On the table before me lay a new life of Leonardo da Vinci, just arrived from Paris that day. My fingers itched to open it and turn the pages. But that would have been rude, so I forebore.
"I am not like that," Gertrude murmured reflectively, "and you know it, Ranny."
"Of course not," I guiltily assented.
"I know," she tapped my cheek with a playful finger--Gertrude can be very charming if she thinks of it--"I know perfectly what I want to do. And when I make up my mind to do a thing I stick to it."
And so she does, the clever girl!
"I wish I were like you," I muttered. "I am a sort of drifter, I'm afraid."
"That's why you need a manager," laughed Gertrude. "Wait till you've got me. Then you won't be just running after books and telling yourself what you're going to do some day. You'll be doing, publishing, lecturing; you'll be known--famous."
"Oh my heavens!" I cried out in a terror, throwing up a defensive hand. "I think I'll run away."
"Too late," she smiled, with a cool archness. When Gertrude smiles she is exceedingly handsome. "I've ordered my trousseau. You wouldn't leave me waiting at the City Hall, would you?"
"I might," I answered, smiling back at her. "If there should happen to be a book auction that morning. And it's only a subway fare back to your flat."
"Now, this is the program," she announced, assuming her magisterial tone, which instantaneously reduces me to a spineless worm before her. "You will come to my flat on the twenty-fourth at ten o'clock. Then we shall drive down in a taxi to the City Hall and get the license--or whatever they call it--"
"Lucky you'll be there," I could not help murmuring. "I should probably get a dog license or a motor-car license instead of the correct one--"
"Then," went on Gertrude, very properly ignoring me, "we can have the alderman of the day sing the necessary song."
"He may want to sing an encore--or kiss the bride," I warned her.

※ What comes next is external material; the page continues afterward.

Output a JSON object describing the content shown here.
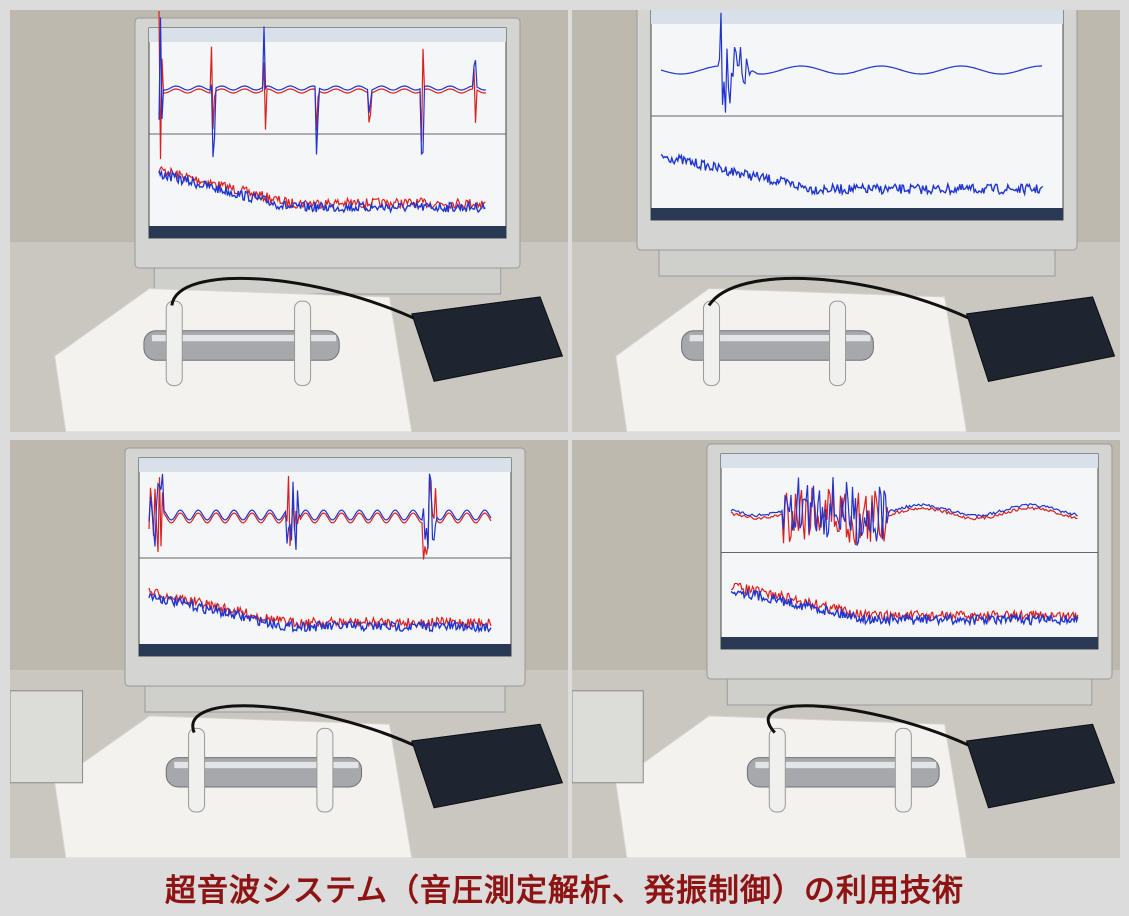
{
  "caption": "超音波システム（音圧測定解析、発振制御）の利用技術"
}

"He won't want to kiss me when I look at him," answered Gertrude imperturbably. Nor will he! "Then," she added, "we can stop here at your place and pick up your hand luggage, and mine on the way to the Grand Central Station. You can send your trunk the day before and I'll send mine. No time lost, you see, no waste, no foolishness."
"Perfect efficiency, in short--"
"Yes," said Gertrude, "you'll probably forget some important detail in the arrangement, but there's time enough to drill you into it the next three weeks."
"Forget," I repeated, somewhat dazedly, I admit. "What is there to forget--except possibly my name, age or color?"
"You needn't worry," flashed Gertrude. "I'll remember those for you--when you need them. I meant," she explained, "about your trunk or railway tickets and so on. But anyway, it doesn't matter. I'll remind you of everything the day before."
I promised to tie a knot in my handkerchief.
"And may I ask," I ventured, "where we are going?"
"I haven't decided yet," Gertrude informed me. "I'll let you know later, Ranny dear."
There is something very wholesome and complete about Gertrude. That is the reason, I suppose, I have so long been fond of her. How she can put up with a dreamer like me is more than I can grasp. Without any picturesque or romantic significance to the phrase, I am a sort of beach comber, sunning myself in her cloudless energy on the indolent sands of life. Every one either tells me or implies that Gertrude is far too good for me. Nor do I doubt it. But I wish we could go on as we are without exposing her to the inconvenience of being married to me. But Gertrude knows best.
"Won't you stay and share my humble crust this evening?" I asked her as she rose to go.
"No, thanks, Ranny," she smiled, somewhat enigmatically, I thought. "We shall often dine together--afterwards."